Spanning more than 120 miles between Bradford, Leeds, Manchester and Liverpool, the proposed Northern Forest will help boost habitats for woodland birds and bats and protect iconic species such as the red squirrel – alongside providing a tranquil space to be enjoyed by millions of people living in the area.

The announcement forms part of the government’s upcoming 25 Year Environment Plan, which will set out how we can be the first generation to leave the environment in a better state than we inherited it.

PM Theresa May said: “It’s vital that we leave our planet in a better state than we found it, with cleaner air, stronger protections for animal welfare and greener spaces for everyone to enjoy.”

Environment Secretary Michael Gove added: “This new Northern Forest is an ambitious and exciting project that will create a vast ribbon of woodland cover in northern England stretching from coast to coast, providing a rich habitat for wildlife to thrive, and a natural environment for millions of people to enjoy.

“This new forest will help us deliver a Green Brexit and help to deliver on our pledge to leave the environment in a better state than we found it.”

Austin Brady, director of conservation at the Woodland Trust, said that planting many more trees, woods and forests would deliver a better environment for all – locking up carbon on a large scale, boosting wildlife habitat and greening our towns and cities.

“The Woodland Trust and Community Forest Trust estimate the new forest will generate more than £2 billion for the country’s economy.

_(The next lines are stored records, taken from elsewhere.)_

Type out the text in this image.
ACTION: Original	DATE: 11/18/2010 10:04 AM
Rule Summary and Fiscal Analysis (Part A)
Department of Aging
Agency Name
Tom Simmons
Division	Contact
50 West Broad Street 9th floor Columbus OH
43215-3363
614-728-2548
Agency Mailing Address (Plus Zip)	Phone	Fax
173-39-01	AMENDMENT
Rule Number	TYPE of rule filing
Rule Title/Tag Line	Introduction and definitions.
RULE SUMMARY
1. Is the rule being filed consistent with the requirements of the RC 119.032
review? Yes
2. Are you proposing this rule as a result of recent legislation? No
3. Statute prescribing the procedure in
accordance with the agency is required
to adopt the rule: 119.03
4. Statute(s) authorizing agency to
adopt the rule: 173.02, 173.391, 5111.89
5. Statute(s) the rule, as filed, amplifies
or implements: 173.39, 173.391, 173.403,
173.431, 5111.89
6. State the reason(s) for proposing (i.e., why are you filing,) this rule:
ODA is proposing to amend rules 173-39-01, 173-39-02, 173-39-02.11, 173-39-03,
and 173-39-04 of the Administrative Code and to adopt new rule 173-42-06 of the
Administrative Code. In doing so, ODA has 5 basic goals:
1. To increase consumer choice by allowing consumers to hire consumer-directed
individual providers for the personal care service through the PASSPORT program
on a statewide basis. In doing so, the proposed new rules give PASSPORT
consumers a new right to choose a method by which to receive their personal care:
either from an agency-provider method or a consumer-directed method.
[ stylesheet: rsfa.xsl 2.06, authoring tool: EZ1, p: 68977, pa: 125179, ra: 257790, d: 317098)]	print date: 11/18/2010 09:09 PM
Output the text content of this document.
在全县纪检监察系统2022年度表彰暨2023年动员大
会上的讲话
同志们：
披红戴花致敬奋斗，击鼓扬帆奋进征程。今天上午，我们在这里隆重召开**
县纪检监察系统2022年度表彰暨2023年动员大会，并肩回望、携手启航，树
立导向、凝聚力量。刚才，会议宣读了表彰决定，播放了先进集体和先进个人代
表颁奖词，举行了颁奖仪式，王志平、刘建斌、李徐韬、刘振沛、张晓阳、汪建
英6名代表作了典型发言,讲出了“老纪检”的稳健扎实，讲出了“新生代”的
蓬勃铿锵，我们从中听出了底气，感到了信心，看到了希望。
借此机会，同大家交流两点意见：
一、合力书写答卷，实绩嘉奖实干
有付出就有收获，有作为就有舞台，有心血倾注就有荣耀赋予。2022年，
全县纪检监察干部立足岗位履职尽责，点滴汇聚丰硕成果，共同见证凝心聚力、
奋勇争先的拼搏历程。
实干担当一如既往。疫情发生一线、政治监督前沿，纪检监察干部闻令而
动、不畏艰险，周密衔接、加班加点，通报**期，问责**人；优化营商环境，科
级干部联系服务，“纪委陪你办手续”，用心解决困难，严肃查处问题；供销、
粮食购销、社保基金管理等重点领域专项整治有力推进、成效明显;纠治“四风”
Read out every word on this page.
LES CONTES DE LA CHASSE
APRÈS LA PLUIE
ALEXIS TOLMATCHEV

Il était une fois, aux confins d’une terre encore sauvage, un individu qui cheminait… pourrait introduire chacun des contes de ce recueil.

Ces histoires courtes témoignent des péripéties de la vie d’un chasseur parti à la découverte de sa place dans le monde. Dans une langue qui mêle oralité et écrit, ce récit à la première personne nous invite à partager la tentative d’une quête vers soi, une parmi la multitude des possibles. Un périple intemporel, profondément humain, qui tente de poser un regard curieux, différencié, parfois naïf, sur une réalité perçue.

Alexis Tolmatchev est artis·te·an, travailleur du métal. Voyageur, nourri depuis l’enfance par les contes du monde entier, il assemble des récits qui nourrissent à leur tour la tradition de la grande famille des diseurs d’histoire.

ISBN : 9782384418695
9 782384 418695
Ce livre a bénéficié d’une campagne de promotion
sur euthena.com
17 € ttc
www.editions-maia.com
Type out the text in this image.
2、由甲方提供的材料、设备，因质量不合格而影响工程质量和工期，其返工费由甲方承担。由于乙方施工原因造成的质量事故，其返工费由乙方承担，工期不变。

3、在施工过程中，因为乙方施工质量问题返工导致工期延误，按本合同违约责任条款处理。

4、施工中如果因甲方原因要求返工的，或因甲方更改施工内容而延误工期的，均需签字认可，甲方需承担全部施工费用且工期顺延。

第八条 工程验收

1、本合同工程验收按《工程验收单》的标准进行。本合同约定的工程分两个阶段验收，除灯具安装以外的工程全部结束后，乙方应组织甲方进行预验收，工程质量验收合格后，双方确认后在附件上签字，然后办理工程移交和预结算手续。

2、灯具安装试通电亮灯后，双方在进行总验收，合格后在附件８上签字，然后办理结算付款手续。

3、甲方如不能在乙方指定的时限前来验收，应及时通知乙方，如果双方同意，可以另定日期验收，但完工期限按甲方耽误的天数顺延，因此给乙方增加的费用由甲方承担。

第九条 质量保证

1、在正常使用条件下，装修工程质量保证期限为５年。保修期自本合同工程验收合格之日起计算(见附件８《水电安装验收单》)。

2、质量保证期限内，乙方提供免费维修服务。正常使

The area’s breathtaking scenery and landscape is famous across the world, and this scheme will help bolster it for future generations," he said.

The first planting will begin in March this year, supported by funding from the Heritage Lottery Fund, at the Woodland Trust’s 680-hectare Northern Forest flagship site at Smithills, Bolton. The Woodland Trust is already committed to investing more than £10 million in this project and several others over the wider forest area.

The Northern Forest will connect the five Community Forests in the north of England – the Mersey Forest, Manchester City of Trees, South Yorkshire Community Forest, the Leeds White Rose Forest and the HEYwoods Project – with green infrastructure and woodland created in and around major urban centres such as Chester, Liverpool, Leeds, and Manchester.

It will follow on from the successful National Forest, which transformed 200 square miles of industrial site in the heart of England. The forest now attracts more than eight million visitors a year and has seen wildlife like otters, water voles and dragonflies flourish.

NFU comment:

NFU Director of Policy Andrew Clark said: “Farmers manage over 70% of the UK’s land and play a unique role in producing food while protecting and enhancing our countryside.

“Provided that the importance of food production is not forgotten, the Northern Forest project offers a new opportunity for farmers to contribute towards creating a rich habitat for wildlife to thrive, and a natural environment for people to enjoy.

“Next week the NFU is meeting with the Woodland Trust to discuss the project and we await further information. We know the Woodland Trust and the Community Forest Trust will work with farmers to ensure this project creates a productive, agricultural landscape that suits us all.”